COASST citizen science program
Scaling Up Cost-Efficient Community Engagement in Coastal Resource Management
Researchers identified the key elements leading to successful citizen science endeavors using COASST as a model.
COASST citizen science program
Researchers identified the key elements leading to successful citizen science endeavors using COASST as a model.
Julia Parrish, University of Washington, School of Aquatic and Fishery Sciences
Heidi Ballard, University of California Davis
Sean Rowe, Oregon State University
Citizen science offers unique opportunities to build public engagement, community capacity, and societal relevance for science, while addressing major environmental and resource issues in a timely, cost-efficient fashion. But it must be done well, engendering enhanced learning, long-term involvement, and the knowledge required to collect accurate data. This project quantitatively and qualitatively gauged the essential elements of a rigorous, successful coastal science program, using individual demographics, organizational, community, and regional predictors, and focus group evaluations.
Using the Coastal Observation and Seabird Survey Team (COASST) as a case study, the West Coast Sea Grant research team employed quantitative and qualitative methods to explore factors associated with volunteer retention.

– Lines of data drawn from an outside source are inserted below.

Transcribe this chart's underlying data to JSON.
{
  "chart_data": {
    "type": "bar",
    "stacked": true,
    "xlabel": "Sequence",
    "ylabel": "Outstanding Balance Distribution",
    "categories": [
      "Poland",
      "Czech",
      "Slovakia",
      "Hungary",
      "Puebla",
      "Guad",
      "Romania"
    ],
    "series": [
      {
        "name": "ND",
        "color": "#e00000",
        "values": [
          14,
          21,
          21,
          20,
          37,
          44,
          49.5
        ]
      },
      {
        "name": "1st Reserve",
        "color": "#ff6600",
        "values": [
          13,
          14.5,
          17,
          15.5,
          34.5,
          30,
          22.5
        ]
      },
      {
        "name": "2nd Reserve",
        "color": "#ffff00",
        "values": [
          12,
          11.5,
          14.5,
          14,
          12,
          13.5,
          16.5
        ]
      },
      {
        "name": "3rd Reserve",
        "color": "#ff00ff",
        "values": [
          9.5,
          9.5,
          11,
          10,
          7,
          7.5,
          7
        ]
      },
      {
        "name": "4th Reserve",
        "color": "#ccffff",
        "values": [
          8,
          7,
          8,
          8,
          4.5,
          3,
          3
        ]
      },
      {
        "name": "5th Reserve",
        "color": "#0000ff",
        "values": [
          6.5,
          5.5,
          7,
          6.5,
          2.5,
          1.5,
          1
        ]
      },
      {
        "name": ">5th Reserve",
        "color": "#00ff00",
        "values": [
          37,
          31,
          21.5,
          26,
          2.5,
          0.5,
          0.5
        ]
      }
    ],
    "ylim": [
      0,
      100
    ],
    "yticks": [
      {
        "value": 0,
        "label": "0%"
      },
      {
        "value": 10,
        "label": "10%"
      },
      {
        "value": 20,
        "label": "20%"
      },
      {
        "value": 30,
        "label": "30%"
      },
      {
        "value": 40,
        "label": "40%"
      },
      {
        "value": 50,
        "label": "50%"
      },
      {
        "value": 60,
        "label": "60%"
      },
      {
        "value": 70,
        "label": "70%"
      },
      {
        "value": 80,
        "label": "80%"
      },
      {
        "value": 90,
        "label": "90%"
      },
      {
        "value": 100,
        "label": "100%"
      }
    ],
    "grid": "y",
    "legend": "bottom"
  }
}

The findings could help citizen science project planners tailor their programs to successfully retain volunteers. In addition to constructing a multivariate model based on volunteer information, their data collection sites and their communities, the team jointly conducted nine focus groups to identify emergent themes linked to joining and staying involved.
Results from quantitative analysis of retention indicated that the number of people on a survey team, how far they travel, and their age were all influential factors for retention. Older individuals surveying in pairs that don’t travel far to their study beach stayed on as volunteers longest. Weather appeared to have no effect. Focus group participants valued a well-organized program that collected meaningful data and reported regularly to volunteers on the larger data patterns and uses. The team also made progress on in-practice products that can be used to develop or expand rigorous coastal citizen science programs.